The work presented can be divided into two parts: first, obtaining an automated procedure to help distinguish companies that, given their economic activity, are either holding companies or head offices. In other words, the aim of this work is to detect companies whose activities may come under codes 6420 or 7010 of the CNAE (Spanish National Classification of Economic Activities, equivalent to NACE, the statistical classification of economic activities in the European Community), by checking whether their data (mainly economic and financial ratios from their annual financial statements) suggest that they are or may be holding companies or head offices (whether or not they report such activities). The second part of the work is the classification of holding companies and head offices into the financial or non-financial sectors (as required by the National Accounts), using the model and information generated by the first part of the project as a starting point.
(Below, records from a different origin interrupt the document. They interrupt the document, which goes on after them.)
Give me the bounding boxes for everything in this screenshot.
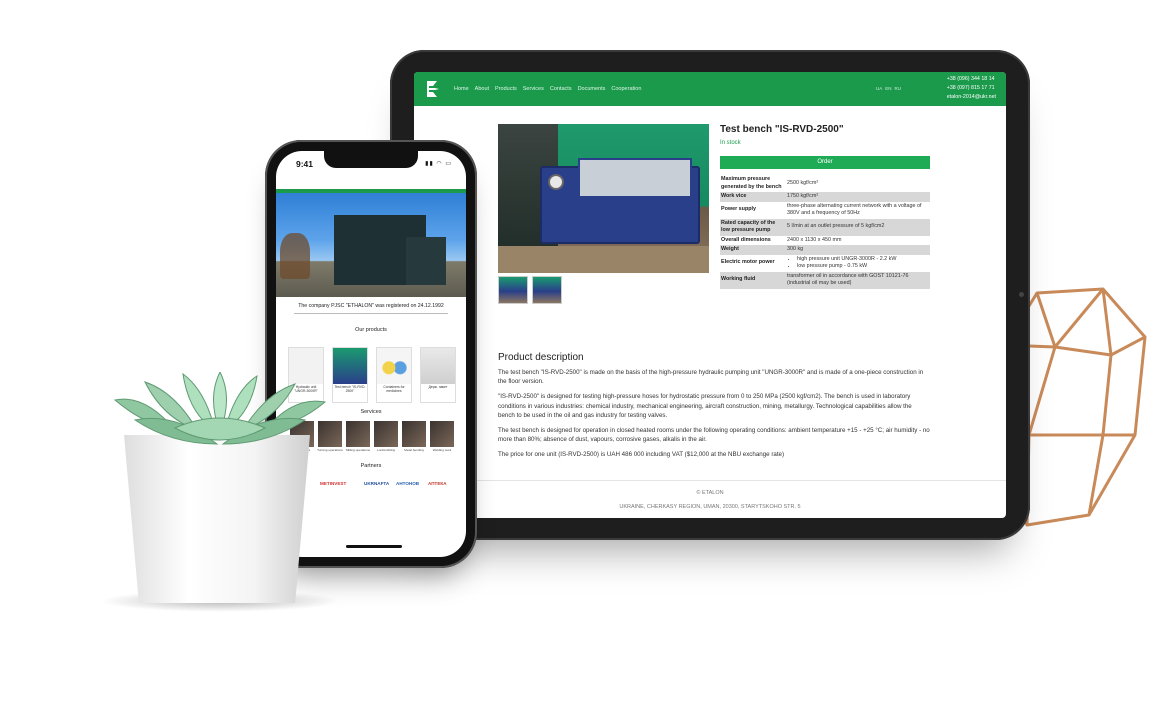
product-card-label: Держ. пакет [428,385,448,389]
order-button[interactable]: Order [720,156,930,169]
spec-row: Maximum pressure generated by the bench … [720,175,930,192]
product-thumbnail-2[interactable] [532,276,562,304]
footer-divider [414,480,1006,481]
spec-row: Work vice 1750 kgf/cm² [720,192,930,202]
footer-copyright: © ETALON [696,490,724,496]
product-card-label: Containers for medicines [383,385,405,394]
partner-logo[interactable]: АНТОНОВ [396,481,419,486]
products-heading: Our products [355,327,387,333]
product-card[interactable]: Держ. пакет [420,347,456,403]
stock-status: In stock [720,140,741,146]
header-phone-1[interactable]: +38 (096) 344 18 14 [947,75,996,84]
spec-key: Working fluid [720,271,786,289]
partner-logo[interactable]: METINVEST [320,481,346,486]
description-paragraph: The test bench is designed for operation… [498,427,930,444]
spec-key: Power supply [721,206,757,213]
menu-item-contacts[interactable]: Contacts [550,86,572,92]
spec-value: high pressure unit UNGR-3000R - 2.2 kW l… [786,255,930,272]
phone-notch [324,151,418,168]
spec-row: Rated capacity of the low pressure pump … [720,218,930,236]
service-card[interactable] [374,421,398,447]
spec-row: Power supply three-phase alternating cur… [720,202,930,219]
spec-value: 1750 kgf/cm² [786,192,930,202]
home-indicator [346,545,402,548]
service-label: Metal bending [404,448,424,452]
company-building-photo [276,193,466,297]
lang-ua[interactable]: UA [876,86,882,91]
footer-address: UKRAINE, CHERKASY REGION, UMAN, 20300, S… [619,504,801,510]
spec-list-item: low pressure pump - 0.75 kW [797,263,929,271]
plant-pot [124,435,310,603]
spec-key: Maximum pressure generated by the bench [721,176,782,190]
spec-row: Working fluid transformer oil in accorda… [720,271,930,289]
spec-value: 5 l/min at an outlet pressure of 5 kgf/c… [786,218,930,236]
lang-en[interactable]: EN [885,86,891,91]
registration-divider [294,313,448,314]
tablet-device: Home About Products Services Contacts Do… [390,50,1030,540]
service-card[interactable] [402,421,426,447]
menu-item-services[interactable]: Services [523,86,544,92]
site-navbar: Home About Products Services Contacts Do… [414,72,1006,106]
menu-item-home[interactable]: Home [454,86,469,92]
description-title: Product description [498,352,584,363]
spec-key: Rated capacity of the low pressure pump [720,218,786,236]
registration-text: The company PJSC "ETHALON" was registere… [298,303,444,309]
succulent-plant-icon [113,372,327,445]
lang-ru[interactable]: RU [895,86,902,91]
product-title: Test bench "IS-RVD-2500" [720,124,844,135]
main-menu: Home About Products Services Contacts Do… [454,86,641,92]
spec-key: Overall dimensions [721,236,771,243]
signal-wifi-battery-icon: ▮▮ ◠ ▭ [425,161,452,167]
product-card[interactable]: Test bench "IS-RVD-2500" [332,347,368,403]
description-body: The test bench "IS-RVD-2500" is made on … [498,368,930,466]
spec-key: Electric motor power [721,259,775,266]
spec-key: Work vice [720,192,786,202]
spec-key: Weight [720,245,786,255]
menu-item-products[interactable]: Products [495,86,517,92]
language-switcher: UA EN RU [876,86,901,91]
spec-row: Overall dimensions 2400 x 1130 x 450 mm [720,236,930,246]
service-label: Milling operations [345,448,371,452]
tablet-screen: Home About Products Services Contacts Do… [414,72,1006,518]
menu-item-documents[interactable]: Documents [578,86,606,92]
partner-logo[interactable]: UKRNAFTA [364,481,389,486]
etalon-logo-icon[interactable] [422,78,444,100]
spec-value: 300 kg [786,245,930,255]
partner-logo[interactable]: АПТЕКА [428,481,447,486]
service-card[interactable] [430,421,454,447]
spec-value: 2400 x 1130 x 450 mm [787,236,842,243]
product-card-label: Test bench "IS-RVD-2500" [334,385,366,394]
description-paragraph: The test bench "IS-RVD-2500" is made on … [498,369,924,386]
product-thumbnail-1[interactable] [498,276,528,304]
header-email[interactable]: etalon-2014@ukr.net [947,93,996,102]
tablet-camera [1019,292,1024,297]
spec-row: Electric motor power high pressure unit … [720,255,930,272]
spec-list-item: high pressure unit UNGR-3000R - 2.2 kW [797,256,929,264]
service-label: Welding work [432,448,452,452]
description-paragraph: "IS-RVD-2500" is designed for testing hi… [498,393,912,419]
spec-value: transformer oil in accordance with GOST … [786,271,930,289]
spec-value: three-phase alternating current network … [787,202,922,217]
menu-item-cooperation[interactable]: Cooperation [611,86,641,92]
status-time: 9:41 [296,159,314,169]
description-paragraph: The price for one unit (IS-RVD-2500) is … [498,451,785,459]
menu-item-about[interactable]: About [475,86,489,92]
spec-value: 2500 kgf/cm² [787,179,819,186]
service-card[interactable] [346,421,370,447]
spec-row: Weight 300 kg [720,245,930,255]
header-phone-2[interactable]: +38 (097) 815 17 71 [947,84,996,93]
header-contacts: +38 (096) 344 18 14 +38 (097) 815 17 71 … [947,75,996,102]
service-label: Locksmithing [376,448,396,452]
product-main-photo[interactable] [498,124,709,273]
specs-table: Maximum pressure generated by the bench … [720,175,930,289]
product-card[interactable]: Containers for medicines [376,347,412,403]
Artificial intelligence – in particular supervised machine learning classification models – is used to perform both of these tasks. A supervised model requires a prior set of labelled companies, that is to say it needs companies that have already been categorised with complete certainty as holding companies, head offices or other companies in the financial or non-financial sectors. A wide range of companies in the databases of the CBSO Division of the Statistics Department have been categorised manually, so that labelled information – an essential factor for building the model – is available.
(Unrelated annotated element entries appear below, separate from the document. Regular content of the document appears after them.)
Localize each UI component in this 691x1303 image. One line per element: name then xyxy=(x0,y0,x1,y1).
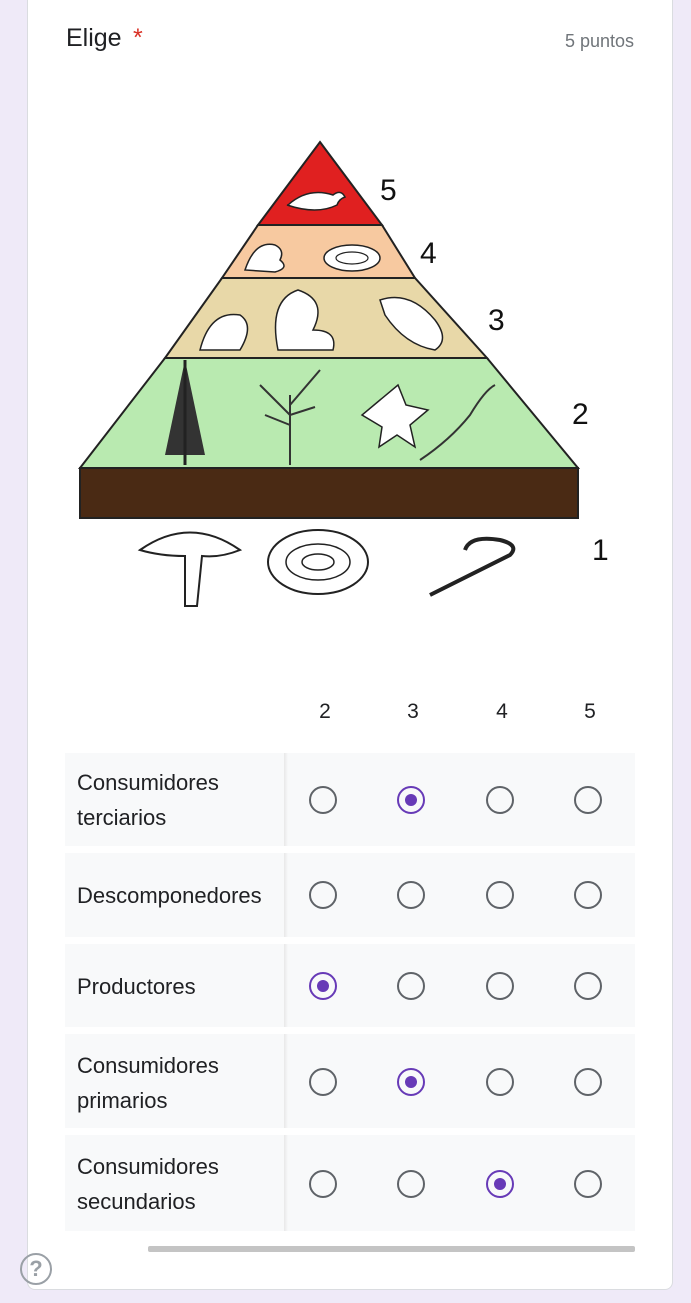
radio-consumidores-secundarios-2[interactable] xyxy=(309,1170,337,1198)
row-divider xyxy=(284,853,288,937)
row-label: Consumidores primarios xyxy=(77,1053,219,1113)
radio-consumidores-secundarios-3[interactable] xyxy=(397,1170,425,1198)
level-label-2: 2 xyxy=(572,398,589,431)
radio-descomponedores-2[interactable] xyxy=(309,881,337,909)
radio-consumidores-primarios-2[interactable] xyxy=(309,1068,337,1096)
grid-row: Consumidores primarios xyxy=(65,1034,635,1128)
radio-descomponedores-5[interactable] xyxy=(574,881,602,909)
level-label-1: 1 xyxy=(592,534,609,567)
radio-consumidores-terciarios-5[interactable] xyxy=(574,786,602,814)
radio-descomponedores-3[interactable] xyxy=(397,881,425,909)
radio-consumidores-secundarios-4[interactable] xyxy=(486,1170,514,1198)
radio-consumidores-terciarios-4[interactable] xyxy=(486,786,514,814)
radio-consumidores-terciarios-2[interactable] xyxy=(309,786,337,814)
radio-consumidores-primarios-4[interactable] xyxy=(486,1068,514,1096)
column-header-4: 4 xyxy=(496,700,508,723)
grid-row: Consumidores secundarios xyxy=(65,1135,635,1231)
row-label: Consumidores terciarios xyxy=(77,770,219,830)
radio-descomponedores-4[interactable] xyxy=(486,881,514,909)
required-asterisk: * xyxy=(133,24,143,52)
radio-consumidores-secundarios-5[interactable] xyxy=(574,1170,602,1198)
radio-consumidores-terciarios-3[interactable] xyxy=(397,786,425,814)
horizontal-scrollbar[interactable] xyxy=(148,1246,635,1252)
grid-row: Productores xyxy=(65,944,635,1027)
row-label: Consumidores secundarios xyxy=(77,1154,219,1214)
radio-consumidores-primarios-3[interactable] xyxy=(397,1068,425,1096)
grid-row: Descomponedores xyxy=(65,853,635,937)
row-divider xyxy=(284,1034,288,1128)
radio-productores-5[interactable] xyxy=(574,972,602,1000)
level-label-4: 4 xyxy=(420,237,437,270)
points-label: 5 puntos xyxy=(564,31,634,51)
row-divider xyxy=(284,1135,288,1231)
trophic-pyramid-image: 5 4 3 2 1 xyxy=(77,140,609,607)
radio-productores-3[interactable] xyxy=(397,972,425,1000)
help-icon[interactable]: ? xyxy=(20,1253,52,1285)
question-title: Elige xyxy=(66,24,122,52)
row-divider xyxy=(284,753,288,846)
radio-productores-4[interactable] xyxy=(486,972,514,1000)
level-label-5: 5 xyxy=(380,174,397,207)
column-header-2: 2 xyxy=(319,700,331,723)
column-header-3: 3 xyxy=(407,700,419,723)
level-label-3: 3 xyxy=(488,304,505,337)
grid-row: Consumidores terciarios xyxy=(65,753,635,846)
row-label: Descomponedores xyxy=(77,883,262,908)
row-label: Productores xyxy=(77,974,196,999)
radio-consumidores-primarios-5[interactable] xyxy=(574,1068,602,1096)
radio-productores-2[interactable] xyxy=(309,972,337,1000)
row-divider xyxy=(284,944,288,1027)
column-header-5: 5 xyxy=(584,700,596,723)
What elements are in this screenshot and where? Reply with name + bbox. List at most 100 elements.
Other essential tasks for the creation of the final machine learning model have also been performed, including the integration of various CBSO data sources and their subsequent adaptation to the structure necessary to create the model. Inter alia, variables have been selected, eliminated and transformed using statistical methods, and variables have been selected and/or eliminated for business reasons.
Finally, after the model has been constructed and evaluated, a quality control procedure is proposed. The proposed CNAE codes sometimes differ from those originally recorded. In such cases, two independent actions are proposed as a result of the model’s application: the automatic classification of over 8,500 companies, where the model’s result is in line with the business rules, and the manual review of approximately 5,300 other companies. As for the institutional sectorisation model, it provides a smaller set of entities for which the sector needs to be reviewed and therefore saves human effort.
The steps taken to build the proposed model, along with other technical details, are described in the annex on the technical details of the model.